11/23: Went to Conways and rented out a pontoon boat for a full day at only $240 which included gas. We wanted to venture out to the inlet and pass but the weather was'nt holding and white caps all over so we stayed inside the back bay and started to drift fish near the channel. Caught some decent size blues (biggest was 20") A huge kingfish (17") alot of sand sharks. Other boats were targeting flounders as I saw them jigging bucktails. Only ended up fishing for 4 hours Conway's refunded us back $100. GREAT people and service at Conway's. Fresh bait and thier service and friendlness is uncomparable. Picked me up and PENN calcutta baitrunner real for $67.00 which was 10% off. Wanted to pick up alot more from my winnings at Borgata but they did'nt have the selection in rods that I was looking for.

11/23 afternoon: I did alot of study of AC fishing and 3 of us decided to had out to the famous T-jetty located by Showboat while the others went back to gamble and yes that awful green highrise condo. Parked right by the boardwalk and decided to scope out the place and see what type of action was going on and scoping the waters for what gears we were to bring out for the occassion. Brought out one heaver and casting rod a piece and used articificails since there were an abundabce of mullets running through. Report ot to good, caught tons of little sandsharks and some skates. Caught couple snapper blues a weakfish, that's about it. That part of town has some very shaddy characters. I believe it now when i read a post of people being threatened and robbed. That T-jetty and areas I know has huge potentials. You can feel the potential it has. Wanted to go to IBSP but time ran out. 

11/23 night. Me and friend gambled till 8am.

Highlight of the 4 day trip, Being with friends and fishing and earning my black label card at Borgata in 3 days and bringing back home 16 yes 16 house special hoagies from the White House: PRICELESS


----------



## RuddeDogg (Mar 20, 2004)

*Great report KT*

Thanks for posting.


----------



## al bundy (Aug 11, 2006)

*11/22 11/23*

11/22 11/23


----------



## KT_UMCP (Oct 11, 2005)

*haha honest mistake*

Meant 9/22 and 9/23


----------



## Big Rad (May 19, 2003)

*So do you wanna*

drop off one of dem hoagies for a brother? I can't go to AC without picking up a couple. If you wanted to catch some tog......

There is a hotel called the Flagship down in da shadier part of town. The "beach" and rock jetty's are right out in front. Go past the Flagship to a sand beach. Walk back to the first rock jetty and slay the tog.
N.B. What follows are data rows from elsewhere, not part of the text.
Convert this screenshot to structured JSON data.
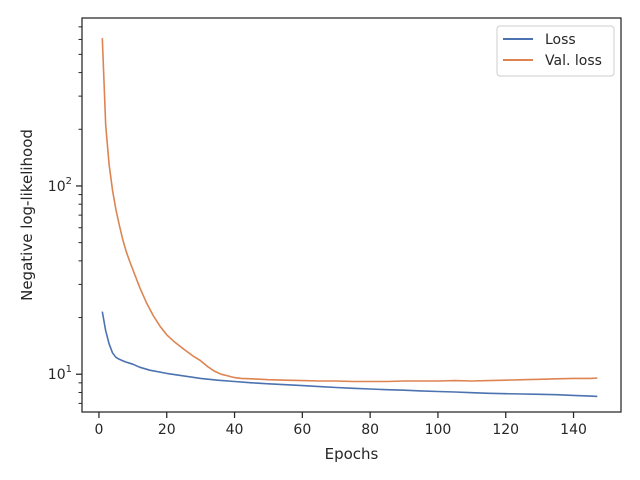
{
  "chart_data": {
    "type": "line",
    "xlabel": "Epochs",
    "ylabel": "Negative log-likelihood",
    "yscale": "log",
    "xlim": [
      -5,
      154
    ],
    "ylim": [
      6.3,
      780
    ],
    "xticks": [
      0,
      20,
      40,
      60,
      80,
      100,
      120,
      140
    ],
    "yticks": [
      {
        "value": 10,
        "base": "10",
        "exp": "1"
      },
      {
        "value": 100,
        "base": "10",
        "exp": "2"
      }
    ],
    "legend": {
      "position": "top-right"
    },
    "grid": false,
    "colors": {
      "loss": "#4c72b0",
      "val_loss": "#dd8452"
    },
    "series": [
      {
        "name": "Loss",
        "color": "#4c72b0",
        "x": [
          1,
          2,
          3,
          4,
          5,
          6,
          7,
          8,
          10,
          12,
          15,
          20,
          25,
          30,
          35,
          40,
          45,
          50,
          55,
          60,
          65,
          70,
          75,
          80,
          85,
          90,
          95,
          100,
          105,
          110,
          115,
          120,
          125,
          130,
          135,
          140,
          145,
          147
        ],
        "y": [
          21.5,
          17.0,
          14.5,
          13.0,
          12.3,
          12.0,
          11.8,
          11.6,
          11.3,
          10.9,
          10.5,
          10.1,
          9.8,
          9.5,
          9.3,
          9.15,
          9.0,
          8.9,
          8.8,
          8.7,
          8.6,
          8.5,
          8.42,
          8.35,
          8.28,
          8.22,
          8.15,
          8.1,
          8.05,
          7.98,
          7.92,
          7.88,
          7.85,
          7.82,
          7.78,
          7.72,
          7.65,
          7.62
        ]
      },
      {
        "name": "Val. loss",
        "color": "#dd8452",
        "x": [
          1,
          2,
          3,
          4,
          5,
          6,
          7,
          8,
          9,
          10,
          12,
          14,
          16,
          18,
          20,
          22,
          25,
          28,
          30,
          32,
          34,
          36,
          38,
          40,
          42,
          45,
          48,
          50,
          55,
          60,
          65,
          70,
          75,
          80,
          85,
          90,
          95,
          100,
          105,
          110,
          115,
          120,
          125,
          130,
          135,
          140,
          145,
          147
        ],
        "y": [
          610,
          210,
          130,
          95,
          75,
          62,
          52,
          45,
          40,
          36,
          29,
          24,
          20.5,
          18,
          16.2,
          15.0,
          13.6,
          12.4,
          11.8,
          11.0,
          10.4,
          10.0,
          9.8,
          9.6,
          9.5,
          9.45,
          9.4,
          9.35,
          9.3,
          9.25,
          9.2,
          9.2,
          9.15,
          9.15,
          9.15,
          9.2,
          9.2,
          9.2,
          9.25,
          9.2,
          9.25,
          9.3,
          9.35,
          9.4,
          9.45,
          9.5,
          9.5,
          9.55
        ]
      }
    ]
  }
}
Crab is the ticket.  There is also a first class bait store down the street that runs parallel to the hotel. Folks don't mess with the fisherpeoples cause they usually carry knives   ...

Seriously there were no problems when I was down there for a week


----------



## mike907 (Jan 7, 2004)

Where is Conway's?


----------



## KT_UMCP (Oct 11, 2005)

*Conways Marina*

It's about a mile and 1/2 into Brigantine on the left side once you get off the bridge entering into Brigantine from AC. They have center console boat rentals 16' for $140 (8hour rental) and i believe $80 for a half day (4 hour rental) and a 21' pontoon boat for $240 (8 hour rental) and $120 or so for a 4 hour rental. All 7 of us fished pretty comfortably on the pontoon. All gas is provided with the rental price plus a cooler and a minnow bucket live well for the boat. And yes you are allowed to drink all the alcohol you like on the boat so long as the person operating the boat doesnt drink more then one beer (so they say)

Do a google search for "Conways Marina,Brigantine" All there mullets are fresh and not frozen and their supplies are at a reasonable price plus all there rods and reels are marked 10% off. I would suggest to go to the old bridge and get a cast net and catch some mullet off their, plenty of them around. I picked up the PENN Captiva 6000 Baitrunner for less then $67.


----------



## rgking03 (Mar 20, 2005)

*AC Fishing*

Another good spot to try next time down is the LongPort Jetties and the Brig South jetty that is forming the inlet wall. Another place is at Gardners Basin straight across from the Coast Guard Station at Farley's Marina there is a 30 ft hole just in front of that sea wall. Just remember to keep dropping that dime over the next 6 months to keep your black label at the Big B. Believe me I used to work there.


----------